Last Saturday, I said goodbye to my duplex. I left my handprint in an awful shade of yellowish tan paint called "Almond Paste." Don't worry, the handprint is behind the cabinet in the bathroom. As LB and I groaned over the poor choice of paint color chosen by our landlord, and as I scrubbed every last bit of the house clean, I decided I wanted to leave a mark on the house, as it had on me. So I decided that a handprint would be perfect. We had taken the cabinet off the wall so it was easier to paint, and staring at the white square on the wall where the shelf had been, it just felt right.

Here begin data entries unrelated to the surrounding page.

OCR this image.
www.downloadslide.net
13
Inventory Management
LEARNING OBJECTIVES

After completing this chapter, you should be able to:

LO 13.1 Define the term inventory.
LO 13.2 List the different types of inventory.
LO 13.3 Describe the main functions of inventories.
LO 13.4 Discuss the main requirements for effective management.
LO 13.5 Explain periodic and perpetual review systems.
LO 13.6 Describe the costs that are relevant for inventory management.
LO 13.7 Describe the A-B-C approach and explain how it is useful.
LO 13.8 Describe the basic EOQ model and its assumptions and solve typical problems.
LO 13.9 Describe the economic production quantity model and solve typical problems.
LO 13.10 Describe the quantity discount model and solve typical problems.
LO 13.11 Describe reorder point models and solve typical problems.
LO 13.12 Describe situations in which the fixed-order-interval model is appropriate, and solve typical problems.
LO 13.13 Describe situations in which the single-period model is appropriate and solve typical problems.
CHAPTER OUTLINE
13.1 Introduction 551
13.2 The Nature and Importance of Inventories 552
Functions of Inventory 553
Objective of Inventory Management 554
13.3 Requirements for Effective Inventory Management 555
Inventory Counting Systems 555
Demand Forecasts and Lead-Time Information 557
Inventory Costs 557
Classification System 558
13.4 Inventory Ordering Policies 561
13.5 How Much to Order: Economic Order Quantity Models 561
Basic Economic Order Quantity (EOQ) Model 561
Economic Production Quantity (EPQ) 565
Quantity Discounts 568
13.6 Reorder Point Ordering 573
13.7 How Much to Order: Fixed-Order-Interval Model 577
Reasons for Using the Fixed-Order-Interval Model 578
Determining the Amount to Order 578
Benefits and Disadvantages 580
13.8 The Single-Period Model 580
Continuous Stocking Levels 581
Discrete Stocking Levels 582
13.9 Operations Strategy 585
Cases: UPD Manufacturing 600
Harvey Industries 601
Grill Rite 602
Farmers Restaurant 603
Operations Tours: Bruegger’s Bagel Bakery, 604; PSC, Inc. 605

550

As I mentioned in an earlier post, this house has seen me through a lot of things. A roller coaster of emotions, roommates, and seasons. I turned off the air conditioner that two years ago, I would have given anything for. Instead, we laid on the floor, listening to Ella and Louis, too hot to move. Books went into storage until August 15. Books about soccer that once held concert tickets and children's books about a bad hair day. I packed away the speakers that have been the source of a few of the best dance party days ever. I closed the blinds that were finally fixed only a few months ago and replaced the back porch lightbulb- you know, the fixture that was filled with bugs. And I had a choice to make. These flashbacks, these moments that I was running through in my mind, what would I do with them? Would I keep them with me, allowing the hurt I felt to hold me back? Or allowing the moments of bliss cloud my view of what I am blessed with currently?
And so when I walked out that door, I locked the door on the memories I had made inside these walls. It's time to move forward. To be thankful for the beautiful moments, but not dwell.
I set "Crooked Teeth" as my ringtone, as it was two summers ago. But, it will no longer be a reminder of... of anything. It's just a ringtone. And it's 100 degrees, so it's fitting.
I cut and colored my hair... for me. And no one else.
I heard Hide and Seek and sang along.
I watched Anime with girls I adore and had a blast.
I drove past Falls Creek, and smiled.
And most importantly, I realized that Winter is finally over. Summer is here, and I have never been more ready. Bring it on.